Published 12 Jun 2021 in math.PR, math.ST, and stat.TH | (2106.06779v1)

Abstract: We first consider the growth of trees by probabilistic attachment of new vertices to leaves. This leads to a growth model based on vertex clusters and probabilities assigned to clusters. This model turns out to be readily applicable to attachment at any depth of the tree, hence the paper evolves to a general study of tree growth by cluster-based attachment. Drawing inspiration from the concept of intrinsic vertex fitness due to Bianconi and Barab\'asi, we introduce vertex mass as an additive intrinsic vertex attribute. Unlike Bianconi and Barab\'asi who used fitness as a vertex degree multiplier in the context of growth by preferential attachment, we treat vertex mass as a fundamental probabilistic construct whose additivity plays a primary role. Notably, independent mass distributions induce a distribution on the sum of such masses through Laplace convolution. In this way, clusters of vertices inherit their mass distributions from vertices within the cluster. Our main contribution is a novel theorem for the joint distribution of cluster masses, conditioned on their respective distributions.
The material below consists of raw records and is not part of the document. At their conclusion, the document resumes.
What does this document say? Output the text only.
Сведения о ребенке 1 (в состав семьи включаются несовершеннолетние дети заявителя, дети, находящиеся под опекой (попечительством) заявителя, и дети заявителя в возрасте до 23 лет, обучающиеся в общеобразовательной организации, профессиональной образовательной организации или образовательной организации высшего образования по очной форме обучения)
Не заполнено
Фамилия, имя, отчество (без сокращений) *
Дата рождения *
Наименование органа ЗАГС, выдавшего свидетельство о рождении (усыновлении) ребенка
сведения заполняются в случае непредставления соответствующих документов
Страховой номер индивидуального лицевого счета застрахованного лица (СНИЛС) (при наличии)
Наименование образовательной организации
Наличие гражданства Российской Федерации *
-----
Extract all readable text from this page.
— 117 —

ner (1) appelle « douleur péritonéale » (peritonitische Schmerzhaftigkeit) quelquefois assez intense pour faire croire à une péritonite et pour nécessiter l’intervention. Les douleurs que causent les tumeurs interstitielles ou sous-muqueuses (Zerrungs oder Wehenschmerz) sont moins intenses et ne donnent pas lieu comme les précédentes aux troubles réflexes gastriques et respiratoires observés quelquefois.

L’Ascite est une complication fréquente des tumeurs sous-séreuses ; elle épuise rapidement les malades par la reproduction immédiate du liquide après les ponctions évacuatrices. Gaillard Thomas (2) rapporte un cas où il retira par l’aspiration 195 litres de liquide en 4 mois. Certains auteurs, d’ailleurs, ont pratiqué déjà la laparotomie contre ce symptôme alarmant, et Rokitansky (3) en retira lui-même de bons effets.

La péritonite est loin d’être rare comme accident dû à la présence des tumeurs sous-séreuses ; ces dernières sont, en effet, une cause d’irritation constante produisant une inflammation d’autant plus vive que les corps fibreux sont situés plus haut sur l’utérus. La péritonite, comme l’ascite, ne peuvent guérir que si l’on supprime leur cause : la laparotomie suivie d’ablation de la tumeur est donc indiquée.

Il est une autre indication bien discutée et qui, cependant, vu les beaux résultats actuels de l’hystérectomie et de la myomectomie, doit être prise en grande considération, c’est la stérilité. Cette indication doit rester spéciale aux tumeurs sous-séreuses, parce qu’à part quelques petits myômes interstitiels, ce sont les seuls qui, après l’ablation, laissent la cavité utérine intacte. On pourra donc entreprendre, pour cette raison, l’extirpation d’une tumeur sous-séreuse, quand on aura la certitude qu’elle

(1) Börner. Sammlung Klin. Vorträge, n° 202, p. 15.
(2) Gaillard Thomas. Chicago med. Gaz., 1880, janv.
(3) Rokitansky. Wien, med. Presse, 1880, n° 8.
As described by Ferguson and Kingman in the context of distributions on general measures, the choice of gamma conditioning distributions leads to the Dirichlet distribution. Beyond gamma conditioning distributions, our theorem allows other choices, such as the fat-tailed stable distributions with infinite mean. We discuss L\'evy conditioning distributions as a gamma alternative, the L\'evy distribution being a notable instance of the stable family. We conclude with a theorem giving the analytic marginals of the normalised distribution conditioned on the L\'evy distribution.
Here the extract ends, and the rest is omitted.